Hong Kong comedian, singer, radio personality, and publicist

Sony Chan (born 12 October 1975, Hong Kong) is a French humorist and a radio commentator.

== Biography ==
In 1987, when she was 11, Sony Chan and her family moved to Alsace. In 1994, Chan began her architectural studies at Ecole d'Architecture de Strasbourg, receiving her diploma in 2001. In the meantime, she worked as an haute couture model.

== Career ==
In 2009, she released her first album, Be a star, which featured electronic music with a touch of Chinese traditional instruments. Chan appeared in the 2010 music video for Kim Novak's song, "Love Affair".

She appeared on Oui Fm in 2011 and 2012, and from 2012 to 2014 was a guest on France Inter's "On va tous y passer" first with Frédéric Lopez, then with André Manoukian. From 2013 to 2015, Chan was broadcast on Comment ça va bien ! on France 2.
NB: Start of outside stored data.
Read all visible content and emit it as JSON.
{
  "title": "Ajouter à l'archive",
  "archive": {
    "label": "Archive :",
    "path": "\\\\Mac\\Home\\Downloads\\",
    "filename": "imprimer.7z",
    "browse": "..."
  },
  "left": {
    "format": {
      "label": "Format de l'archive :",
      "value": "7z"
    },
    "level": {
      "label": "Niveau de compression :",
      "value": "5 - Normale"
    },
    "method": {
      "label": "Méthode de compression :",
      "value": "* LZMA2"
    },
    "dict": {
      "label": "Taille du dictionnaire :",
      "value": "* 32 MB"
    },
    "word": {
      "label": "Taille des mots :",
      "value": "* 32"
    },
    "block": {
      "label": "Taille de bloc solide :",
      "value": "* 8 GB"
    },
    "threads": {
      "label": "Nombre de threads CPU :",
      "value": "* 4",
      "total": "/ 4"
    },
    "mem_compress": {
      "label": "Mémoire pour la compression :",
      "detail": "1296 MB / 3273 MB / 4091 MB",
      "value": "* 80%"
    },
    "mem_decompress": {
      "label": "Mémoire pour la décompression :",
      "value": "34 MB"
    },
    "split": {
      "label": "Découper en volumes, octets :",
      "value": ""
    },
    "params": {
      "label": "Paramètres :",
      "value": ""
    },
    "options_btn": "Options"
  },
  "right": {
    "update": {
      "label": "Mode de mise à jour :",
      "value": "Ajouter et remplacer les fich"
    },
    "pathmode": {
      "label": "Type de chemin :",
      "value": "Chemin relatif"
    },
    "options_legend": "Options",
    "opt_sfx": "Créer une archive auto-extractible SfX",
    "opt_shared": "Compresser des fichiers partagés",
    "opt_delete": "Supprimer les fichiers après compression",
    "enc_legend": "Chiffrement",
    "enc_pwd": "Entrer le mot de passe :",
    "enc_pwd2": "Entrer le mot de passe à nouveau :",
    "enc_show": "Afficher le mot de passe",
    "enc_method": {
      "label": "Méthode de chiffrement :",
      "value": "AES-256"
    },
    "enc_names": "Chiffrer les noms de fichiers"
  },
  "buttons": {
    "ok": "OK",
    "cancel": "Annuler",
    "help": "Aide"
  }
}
In 2015, she was featured as one of the humorists on Folie passagère.

Chan performs comedy in both Cantonese and French.

== Personal life ==
Chan is a transgender woman. Concerning the questions about her gender Sony Chan says: "[...] everything depends on a perception of feelings of each person". She says that she prefers not to put herself into gender brackets to "prove that she is more than just discussion about her gender".